A enfermeira entrou momentos depois, mais rapidamente do que João previra, e deu-lhe o aparelho moderno meio contrariada. Notava-se que não tinha a certeza de estar a tomar a decisão certa.
- Obrigada. É de facto um telemóvel muito bonito! - agradeceu, olhando-o de várias perspectivas. - Prometo que só o ligo quando o César me deixar, e também não tenho cá o carregador, não fique preocupada. - sossegou-a, sorrindo-lhe.
- Ok, uma boa noite então, já mando vir recolher o seu tabuleiro. - retirou-se mais descansada. Se o chefe lhe cobrasse aquilo estava tramada.

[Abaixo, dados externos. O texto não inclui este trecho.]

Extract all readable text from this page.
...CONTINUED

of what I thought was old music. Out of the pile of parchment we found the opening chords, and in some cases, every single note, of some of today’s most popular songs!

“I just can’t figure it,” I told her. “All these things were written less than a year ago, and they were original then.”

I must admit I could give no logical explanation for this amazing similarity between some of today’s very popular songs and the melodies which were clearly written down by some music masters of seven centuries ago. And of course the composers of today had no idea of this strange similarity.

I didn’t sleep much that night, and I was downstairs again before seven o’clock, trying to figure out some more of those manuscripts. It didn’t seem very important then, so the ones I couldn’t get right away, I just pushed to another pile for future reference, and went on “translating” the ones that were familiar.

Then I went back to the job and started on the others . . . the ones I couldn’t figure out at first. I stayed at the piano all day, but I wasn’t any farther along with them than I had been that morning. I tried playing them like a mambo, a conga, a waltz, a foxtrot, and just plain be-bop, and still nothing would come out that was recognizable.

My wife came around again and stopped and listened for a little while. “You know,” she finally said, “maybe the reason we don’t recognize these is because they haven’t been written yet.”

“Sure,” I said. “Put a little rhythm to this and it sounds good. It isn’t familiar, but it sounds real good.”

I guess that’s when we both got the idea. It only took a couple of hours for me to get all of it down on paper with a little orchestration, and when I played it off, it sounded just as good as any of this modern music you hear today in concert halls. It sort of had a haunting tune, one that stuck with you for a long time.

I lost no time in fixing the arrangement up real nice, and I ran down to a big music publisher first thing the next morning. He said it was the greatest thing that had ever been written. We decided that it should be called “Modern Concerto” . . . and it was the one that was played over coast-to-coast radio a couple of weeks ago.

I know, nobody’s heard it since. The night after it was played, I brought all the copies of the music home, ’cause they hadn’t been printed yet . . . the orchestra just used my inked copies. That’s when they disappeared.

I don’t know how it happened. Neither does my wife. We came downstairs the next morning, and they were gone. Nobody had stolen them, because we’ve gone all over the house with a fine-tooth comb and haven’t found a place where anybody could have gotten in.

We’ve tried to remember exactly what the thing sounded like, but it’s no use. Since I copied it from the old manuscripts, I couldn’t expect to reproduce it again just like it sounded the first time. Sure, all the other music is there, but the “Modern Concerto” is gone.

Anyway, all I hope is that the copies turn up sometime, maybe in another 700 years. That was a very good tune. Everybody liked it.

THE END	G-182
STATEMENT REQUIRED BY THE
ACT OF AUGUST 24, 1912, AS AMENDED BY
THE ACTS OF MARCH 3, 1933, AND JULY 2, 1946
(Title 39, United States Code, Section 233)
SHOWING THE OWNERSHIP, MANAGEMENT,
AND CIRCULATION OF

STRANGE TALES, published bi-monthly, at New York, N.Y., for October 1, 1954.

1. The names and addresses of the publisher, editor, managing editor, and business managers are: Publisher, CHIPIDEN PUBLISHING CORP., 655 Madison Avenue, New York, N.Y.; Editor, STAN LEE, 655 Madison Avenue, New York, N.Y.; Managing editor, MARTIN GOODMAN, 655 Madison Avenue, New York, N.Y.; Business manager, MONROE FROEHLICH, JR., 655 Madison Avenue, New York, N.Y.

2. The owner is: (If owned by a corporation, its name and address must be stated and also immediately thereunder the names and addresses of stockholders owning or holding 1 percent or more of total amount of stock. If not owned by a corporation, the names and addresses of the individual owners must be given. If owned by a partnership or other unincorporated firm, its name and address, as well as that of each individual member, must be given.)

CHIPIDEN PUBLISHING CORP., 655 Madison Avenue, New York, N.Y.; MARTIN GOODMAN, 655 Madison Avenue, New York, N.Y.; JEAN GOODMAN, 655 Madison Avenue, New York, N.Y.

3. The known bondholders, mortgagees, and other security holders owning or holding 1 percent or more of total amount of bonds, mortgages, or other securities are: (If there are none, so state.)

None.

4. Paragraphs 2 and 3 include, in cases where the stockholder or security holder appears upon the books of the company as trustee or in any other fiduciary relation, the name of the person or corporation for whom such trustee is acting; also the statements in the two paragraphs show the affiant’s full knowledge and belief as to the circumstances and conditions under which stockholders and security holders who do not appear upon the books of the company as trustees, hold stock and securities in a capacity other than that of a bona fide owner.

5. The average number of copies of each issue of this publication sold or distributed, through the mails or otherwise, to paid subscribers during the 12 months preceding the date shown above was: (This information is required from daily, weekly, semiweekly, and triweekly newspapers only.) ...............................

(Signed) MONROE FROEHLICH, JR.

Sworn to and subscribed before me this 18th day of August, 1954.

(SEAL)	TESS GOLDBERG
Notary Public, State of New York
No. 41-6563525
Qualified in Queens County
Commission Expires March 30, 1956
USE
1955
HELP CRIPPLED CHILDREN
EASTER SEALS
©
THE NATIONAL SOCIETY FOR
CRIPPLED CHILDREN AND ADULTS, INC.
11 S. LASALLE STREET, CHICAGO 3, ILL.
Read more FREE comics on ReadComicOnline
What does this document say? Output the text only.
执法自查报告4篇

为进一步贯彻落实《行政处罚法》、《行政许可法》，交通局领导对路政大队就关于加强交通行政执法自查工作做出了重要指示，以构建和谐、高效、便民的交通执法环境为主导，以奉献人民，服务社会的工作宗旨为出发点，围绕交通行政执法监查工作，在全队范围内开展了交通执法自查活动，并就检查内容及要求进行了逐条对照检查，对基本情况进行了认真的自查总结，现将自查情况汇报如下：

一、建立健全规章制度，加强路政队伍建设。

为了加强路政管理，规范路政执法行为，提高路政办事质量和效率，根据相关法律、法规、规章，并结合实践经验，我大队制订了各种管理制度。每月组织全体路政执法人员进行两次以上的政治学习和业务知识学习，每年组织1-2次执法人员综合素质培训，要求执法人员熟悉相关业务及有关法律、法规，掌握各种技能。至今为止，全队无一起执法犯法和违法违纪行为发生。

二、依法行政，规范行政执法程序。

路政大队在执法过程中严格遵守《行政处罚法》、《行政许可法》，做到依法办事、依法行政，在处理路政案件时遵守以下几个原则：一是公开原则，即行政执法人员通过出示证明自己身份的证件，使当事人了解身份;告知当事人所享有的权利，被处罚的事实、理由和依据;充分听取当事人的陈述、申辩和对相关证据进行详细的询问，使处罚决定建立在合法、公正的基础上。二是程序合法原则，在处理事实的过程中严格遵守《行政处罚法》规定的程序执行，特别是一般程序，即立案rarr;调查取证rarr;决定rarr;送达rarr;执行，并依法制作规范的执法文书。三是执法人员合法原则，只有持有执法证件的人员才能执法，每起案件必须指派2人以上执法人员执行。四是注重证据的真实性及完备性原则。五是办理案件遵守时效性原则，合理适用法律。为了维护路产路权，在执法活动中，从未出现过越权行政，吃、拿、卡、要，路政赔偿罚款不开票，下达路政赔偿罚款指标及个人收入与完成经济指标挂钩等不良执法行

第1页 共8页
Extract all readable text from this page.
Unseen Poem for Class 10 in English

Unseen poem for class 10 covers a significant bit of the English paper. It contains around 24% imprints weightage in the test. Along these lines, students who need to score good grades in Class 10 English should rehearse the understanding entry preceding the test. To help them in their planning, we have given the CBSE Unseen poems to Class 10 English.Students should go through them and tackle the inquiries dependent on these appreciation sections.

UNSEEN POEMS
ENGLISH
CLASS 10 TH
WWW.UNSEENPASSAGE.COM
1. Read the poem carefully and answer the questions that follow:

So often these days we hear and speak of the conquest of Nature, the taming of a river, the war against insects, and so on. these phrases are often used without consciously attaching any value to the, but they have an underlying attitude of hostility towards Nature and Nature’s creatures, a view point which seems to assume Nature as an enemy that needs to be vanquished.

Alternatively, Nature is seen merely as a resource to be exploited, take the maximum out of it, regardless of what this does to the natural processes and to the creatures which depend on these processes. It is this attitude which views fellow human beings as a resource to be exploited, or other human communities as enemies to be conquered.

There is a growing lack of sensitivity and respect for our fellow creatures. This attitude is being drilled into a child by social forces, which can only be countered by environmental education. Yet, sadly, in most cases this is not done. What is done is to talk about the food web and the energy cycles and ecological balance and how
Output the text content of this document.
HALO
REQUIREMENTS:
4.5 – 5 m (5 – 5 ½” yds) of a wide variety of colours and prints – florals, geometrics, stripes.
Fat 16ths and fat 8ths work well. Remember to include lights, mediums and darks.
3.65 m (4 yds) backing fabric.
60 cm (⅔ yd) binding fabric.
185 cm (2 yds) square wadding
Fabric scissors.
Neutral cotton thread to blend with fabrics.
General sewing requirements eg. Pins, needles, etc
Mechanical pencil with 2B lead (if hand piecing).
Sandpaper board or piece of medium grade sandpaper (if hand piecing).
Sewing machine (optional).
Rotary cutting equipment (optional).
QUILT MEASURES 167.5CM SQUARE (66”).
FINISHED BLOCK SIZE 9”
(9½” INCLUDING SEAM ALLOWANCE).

João esperou alguns momentos que o caminho ficasse livre, aproveitou para engolir a sopa rapidamente e deu duas garfadas rápidas na vitela assada, excitado com a possibilidade de descobrir alguma coisa sobre si. Engoliu um dos comprimidos e o soporífero guardou-o no bolso do robe, para não adormecer antes de concretizar o seu plano.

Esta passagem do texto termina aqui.